Mama G was an example of the faith and perseverance of the saints to all who knew her. She modeled for me how one could live well with serious illness, something she coped with admirably for almost half her life: the chronic and inflammatory autoimmune disease Lupus targeted her as a young mother. Everything she did over the next decades came at a cost, but she counted it all worthy of the price she paid. She told me often with great sincerity that she counted it a true joy to share even a small bit of the suffering that was our Lord’s, and she lived out its truth. Her best friend says she had an “iron will”. As Proverbs 27:17 says, “As iron sharpens iron, so one man sharpens another.” She helped all her loved ones (in other words, everyone she knew) to be shaped into the mold of our Savior. In the spring of 2014, she contracted pancreatic cancer, the same disease took my Grandma Thelma’s life. They say it’s the most painful way to die: since the pancreas sits on a bundle of nerves that travel throughout the whole body, its sensations are akin to those of crucifixion. Though a nerve block relieved that pain for a while, in the end she suffered its fullness. Again, she counted it all joy and faced it with that iron will, her eyes on Jesus. A few short months later, she went Home to be with God. In life and in death, she celebrated free life that did not come without a cost; her soul at last found its final rest. 

 

I am only one who loved this precious woman of God, she was precious to many, but I remember and miss her every single day. As I face each new dawn and dusk, I hear the words to one of her favorite hymns Carolina Sandell Berg, modeling the acceptant trust with which she lived all the days of her life, Day by Day:

 

Help me then, in every tribulation,

So to trust Thy promises, O Lord,

That I lose not faith’s sweet consolation,

Offered me within Thy holy Word.

Help me, Lord, when toil and trouble meeting,

E’er to take, as from a father’s hand,

One by one, the days, the moments fleeting,

Till with Christ the Lord I stand.

The Body of Christ, Crucified…

Church is important to me, and at least until my health became poor several years ago, I was very involved in ministry within it. Lately, however, I’ve been discovering I feel pretty apathetic towards it.
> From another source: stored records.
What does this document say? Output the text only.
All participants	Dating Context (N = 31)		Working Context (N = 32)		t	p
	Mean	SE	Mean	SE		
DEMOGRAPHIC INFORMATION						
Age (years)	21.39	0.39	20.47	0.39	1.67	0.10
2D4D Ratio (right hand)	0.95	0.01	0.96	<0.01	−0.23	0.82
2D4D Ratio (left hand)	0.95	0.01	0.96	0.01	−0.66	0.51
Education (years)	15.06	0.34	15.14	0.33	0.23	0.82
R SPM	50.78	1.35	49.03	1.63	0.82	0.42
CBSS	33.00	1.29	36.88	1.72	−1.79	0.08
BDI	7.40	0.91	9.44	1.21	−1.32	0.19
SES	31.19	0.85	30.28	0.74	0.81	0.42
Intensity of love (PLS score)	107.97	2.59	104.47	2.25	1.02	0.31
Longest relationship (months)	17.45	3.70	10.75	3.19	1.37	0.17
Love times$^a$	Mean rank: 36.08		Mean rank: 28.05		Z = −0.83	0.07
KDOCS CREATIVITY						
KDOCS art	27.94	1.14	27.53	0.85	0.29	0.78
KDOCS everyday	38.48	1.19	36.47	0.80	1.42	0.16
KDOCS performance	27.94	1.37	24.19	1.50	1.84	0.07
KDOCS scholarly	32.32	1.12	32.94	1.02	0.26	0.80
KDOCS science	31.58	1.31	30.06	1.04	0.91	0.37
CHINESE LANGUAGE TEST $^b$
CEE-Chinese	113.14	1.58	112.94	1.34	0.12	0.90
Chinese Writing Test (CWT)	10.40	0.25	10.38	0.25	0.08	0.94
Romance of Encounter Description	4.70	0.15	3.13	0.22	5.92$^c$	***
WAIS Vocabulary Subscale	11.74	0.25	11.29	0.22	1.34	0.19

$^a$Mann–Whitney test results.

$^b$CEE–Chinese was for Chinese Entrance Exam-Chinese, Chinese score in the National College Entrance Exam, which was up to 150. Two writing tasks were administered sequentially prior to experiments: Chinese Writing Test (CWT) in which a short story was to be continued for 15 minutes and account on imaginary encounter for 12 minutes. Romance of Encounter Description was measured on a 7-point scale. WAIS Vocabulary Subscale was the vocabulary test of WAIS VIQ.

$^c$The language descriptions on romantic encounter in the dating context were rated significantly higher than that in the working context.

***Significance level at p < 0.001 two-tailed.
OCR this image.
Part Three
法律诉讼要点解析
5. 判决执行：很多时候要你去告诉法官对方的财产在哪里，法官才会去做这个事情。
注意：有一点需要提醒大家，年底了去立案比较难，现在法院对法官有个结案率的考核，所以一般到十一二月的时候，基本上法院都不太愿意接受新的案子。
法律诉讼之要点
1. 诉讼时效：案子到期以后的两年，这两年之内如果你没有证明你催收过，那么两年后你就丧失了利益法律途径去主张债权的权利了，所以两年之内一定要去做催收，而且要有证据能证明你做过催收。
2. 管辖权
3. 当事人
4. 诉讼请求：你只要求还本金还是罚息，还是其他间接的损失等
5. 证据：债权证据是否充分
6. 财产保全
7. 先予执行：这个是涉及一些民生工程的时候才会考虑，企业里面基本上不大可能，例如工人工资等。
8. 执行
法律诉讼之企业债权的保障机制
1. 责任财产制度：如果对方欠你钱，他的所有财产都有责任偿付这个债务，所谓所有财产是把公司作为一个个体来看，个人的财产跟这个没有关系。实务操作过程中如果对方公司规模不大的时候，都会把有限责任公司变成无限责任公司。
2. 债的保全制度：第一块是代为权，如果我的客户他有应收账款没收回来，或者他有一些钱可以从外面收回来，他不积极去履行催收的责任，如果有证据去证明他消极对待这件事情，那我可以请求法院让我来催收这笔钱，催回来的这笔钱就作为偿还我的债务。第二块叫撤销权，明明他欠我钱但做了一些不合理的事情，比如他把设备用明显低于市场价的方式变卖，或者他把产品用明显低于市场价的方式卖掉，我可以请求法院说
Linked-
I still love to worship in it, to raise my voice in song and take communion with others, to listen to messages that dig deep into the Word. To be quite honest, though, there’s something about it that can be so exhausting. The people who inhabit churches can be so broken, as we all can be. On the flip side, I’ve also been the recipient of generosity, grace and lots more love than I could ever deserve from people within churches. I’m not meaning to throw punches, and certainly have no right to cast stones; I know I can’t remain in apathy or disconnection, and that my eyes should be on God alone. It seems, however, that if there’s something to this whole faith thing, and I know that I know that there is, there should be something different about church.

 

I remember reading somewhere years ago, though I’m not sure of the source, an explanation of church that has helped me in accepting this, or at least it made it all so much more comprehensible. It explained that the Body of Christ, the Church, is still the broken body of Christ. Though often filled with wonderful and well-intentioned people, and inhabited by the Holy Spirit, the Church will not be the resurrected and perfected Body of Christ until the day our Savior returns. One day, we too, shall be like Him; for now, we are all still being sanctified. Sometimes, as when the church welcomes all into its doors and steps out into communities and preaches with actions and not just words, reaches out its hands to help those in need, we are like Him even now. Others, we are broken and bleeding and wounded…but still, the blood flows down from the Savior who died to bring all men to Him. As the band Casting Crowns said in their song “If We Are the Body”, may we continue striving to be His arms reaching, His hands healing, His words teaching, His feet going, His love showing [the world] there is a way.